Кстати, о песне Миронова: ведь был момент, когда действительно мог я очутиться в Иваново. Интересно, как бы сложилась жизнь?
А было это так. Директора, рискнувшего меня, молодого специалиста, назначить начальником одного из крупнейших цехов, перевели в Москву возглавлять производственное объединение с филиалом в Иваново. И он мне сделал предложение поехать с семьёй в Иваново на должность главного инженера его филиала. Я немного поколебался и отказался. Представилось немыслимым лишить родителей счастья общения с единственным внуком Андреем.
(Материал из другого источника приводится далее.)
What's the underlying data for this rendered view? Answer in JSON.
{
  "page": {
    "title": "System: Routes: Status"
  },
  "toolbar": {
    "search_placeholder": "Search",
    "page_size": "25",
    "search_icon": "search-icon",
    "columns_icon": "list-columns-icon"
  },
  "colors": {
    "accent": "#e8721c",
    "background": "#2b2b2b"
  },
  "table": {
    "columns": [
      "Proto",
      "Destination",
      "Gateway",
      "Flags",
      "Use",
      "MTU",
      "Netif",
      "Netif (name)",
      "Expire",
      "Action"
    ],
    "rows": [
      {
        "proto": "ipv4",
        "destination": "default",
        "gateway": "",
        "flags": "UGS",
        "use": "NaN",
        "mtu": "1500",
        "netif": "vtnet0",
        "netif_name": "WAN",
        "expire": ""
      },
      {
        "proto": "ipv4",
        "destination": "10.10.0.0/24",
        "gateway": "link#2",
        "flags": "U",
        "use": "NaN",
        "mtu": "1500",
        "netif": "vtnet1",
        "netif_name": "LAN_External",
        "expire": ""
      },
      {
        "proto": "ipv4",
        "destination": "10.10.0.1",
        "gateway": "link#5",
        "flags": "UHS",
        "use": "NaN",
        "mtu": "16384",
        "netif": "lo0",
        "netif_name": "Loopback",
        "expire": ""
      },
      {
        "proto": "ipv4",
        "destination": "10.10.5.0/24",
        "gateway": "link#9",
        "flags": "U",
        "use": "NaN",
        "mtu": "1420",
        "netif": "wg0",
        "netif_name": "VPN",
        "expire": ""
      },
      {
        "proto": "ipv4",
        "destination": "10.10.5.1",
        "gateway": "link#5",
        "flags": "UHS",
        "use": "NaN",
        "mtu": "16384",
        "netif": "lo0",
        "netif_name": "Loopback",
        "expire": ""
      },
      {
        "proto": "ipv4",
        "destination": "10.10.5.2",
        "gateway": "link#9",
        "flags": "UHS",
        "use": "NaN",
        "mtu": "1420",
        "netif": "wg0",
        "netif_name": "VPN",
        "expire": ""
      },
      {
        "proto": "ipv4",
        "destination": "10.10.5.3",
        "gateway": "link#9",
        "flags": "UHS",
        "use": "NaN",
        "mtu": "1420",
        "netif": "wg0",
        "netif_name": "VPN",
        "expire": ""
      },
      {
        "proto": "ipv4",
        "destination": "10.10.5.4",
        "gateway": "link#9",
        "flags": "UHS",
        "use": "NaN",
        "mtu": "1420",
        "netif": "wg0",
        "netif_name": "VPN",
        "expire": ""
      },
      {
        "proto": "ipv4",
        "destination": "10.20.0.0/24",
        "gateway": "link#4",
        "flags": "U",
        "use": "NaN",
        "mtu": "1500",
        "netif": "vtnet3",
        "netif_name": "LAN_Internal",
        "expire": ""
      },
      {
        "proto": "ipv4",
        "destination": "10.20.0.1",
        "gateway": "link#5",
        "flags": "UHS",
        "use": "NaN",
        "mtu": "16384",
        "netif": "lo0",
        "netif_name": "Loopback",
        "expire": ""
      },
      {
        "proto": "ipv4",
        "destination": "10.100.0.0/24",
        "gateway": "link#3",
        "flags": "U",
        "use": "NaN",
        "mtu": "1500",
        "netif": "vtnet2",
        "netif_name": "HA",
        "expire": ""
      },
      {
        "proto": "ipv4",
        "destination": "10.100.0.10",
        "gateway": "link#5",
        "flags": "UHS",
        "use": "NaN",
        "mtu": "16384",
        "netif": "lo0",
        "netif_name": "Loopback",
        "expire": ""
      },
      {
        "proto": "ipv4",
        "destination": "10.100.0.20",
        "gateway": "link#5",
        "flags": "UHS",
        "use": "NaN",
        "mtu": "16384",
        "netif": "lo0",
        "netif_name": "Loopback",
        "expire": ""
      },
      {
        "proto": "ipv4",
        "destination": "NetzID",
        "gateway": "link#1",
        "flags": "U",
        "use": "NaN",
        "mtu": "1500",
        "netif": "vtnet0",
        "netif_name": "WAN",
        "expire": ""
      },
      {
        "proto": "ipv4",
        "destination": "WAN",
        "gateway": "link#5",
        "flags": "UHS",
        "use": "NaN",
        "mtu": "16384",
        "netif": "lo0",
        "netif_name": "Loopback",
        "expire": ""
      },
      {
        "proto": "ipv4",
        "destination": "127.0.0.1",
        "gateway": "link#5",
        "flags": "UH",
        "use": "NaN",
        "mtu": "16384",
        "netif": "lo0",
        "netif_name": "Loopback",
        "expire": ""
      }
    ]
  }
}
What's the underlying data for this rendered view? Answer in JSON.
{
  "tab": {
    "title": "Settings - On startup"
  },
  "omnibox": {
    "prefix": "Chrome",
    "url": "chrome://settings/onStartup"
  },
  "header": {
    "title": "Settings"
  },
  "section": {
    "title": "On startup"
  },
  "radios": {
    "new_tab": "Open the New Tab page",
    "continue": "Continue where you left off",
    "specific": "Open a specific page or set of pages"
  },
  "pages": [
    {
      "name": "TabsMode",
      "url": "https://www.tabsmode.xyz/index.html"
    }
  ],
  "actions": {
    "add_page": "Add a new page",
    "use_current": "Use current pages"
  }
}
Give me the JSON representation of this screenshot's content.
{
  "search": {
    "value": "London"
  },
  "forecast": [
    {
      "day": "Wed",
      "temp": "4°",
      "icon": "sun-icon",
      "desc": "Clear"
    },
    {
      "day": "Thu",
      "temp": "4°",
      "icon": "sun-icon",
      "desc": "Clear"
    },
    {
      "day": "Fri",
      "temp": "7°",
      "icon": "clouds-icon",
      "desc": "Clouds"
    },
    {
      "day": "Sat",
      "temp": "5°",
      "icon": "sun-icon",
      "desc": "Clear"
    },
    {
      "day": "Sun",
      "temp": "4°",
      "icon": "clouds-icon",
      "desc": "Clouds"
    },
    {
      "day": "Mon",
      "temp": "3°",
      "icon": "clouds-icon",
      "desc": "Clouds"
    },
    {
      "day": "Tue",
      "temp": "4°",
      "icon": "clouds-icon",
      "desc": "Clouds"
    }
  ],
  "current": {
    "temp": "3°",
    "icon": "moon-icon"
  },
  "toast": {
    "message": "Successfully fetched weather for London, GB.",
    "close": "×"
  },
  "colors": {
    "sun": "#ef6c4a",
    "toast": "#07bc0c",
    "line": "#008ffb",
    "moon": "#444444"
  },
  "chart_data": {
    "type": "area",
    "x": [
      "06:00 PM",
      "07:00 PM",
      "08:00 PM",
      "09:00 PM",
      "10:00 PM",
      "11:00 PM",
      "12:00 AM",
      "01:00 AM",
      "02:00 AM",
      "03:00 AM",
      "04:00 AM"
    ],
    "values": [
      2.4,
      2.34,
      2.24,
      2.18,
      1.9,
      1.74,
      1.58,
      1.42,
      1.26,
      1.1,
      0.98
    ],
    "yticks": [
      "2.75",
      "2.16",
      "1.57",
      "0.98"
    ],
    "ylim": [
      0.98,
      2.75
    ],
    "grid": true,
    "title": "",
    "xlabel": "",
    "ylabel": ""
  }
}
Мать с радостью, к которой примешивалась и горечь, говорила, что внук – это первый её ребёнок. Мы с сестрой рождались в нелёгкие послевоенные годы с очень серьёзной занятостью родителей на работе. Декретные отпуска были всего по два месяца. Кроме того, много душевных сил у мамы уходило на выяснение очень непростых отношений с папой.
В общем, как водилось в ту пору, растили нас бабушки.
Другая причина моего отказа была в том, что я уже поступил в аспирантуру и начинать новое дело, требующее серьёзной отдачи на производстве, было не с руки.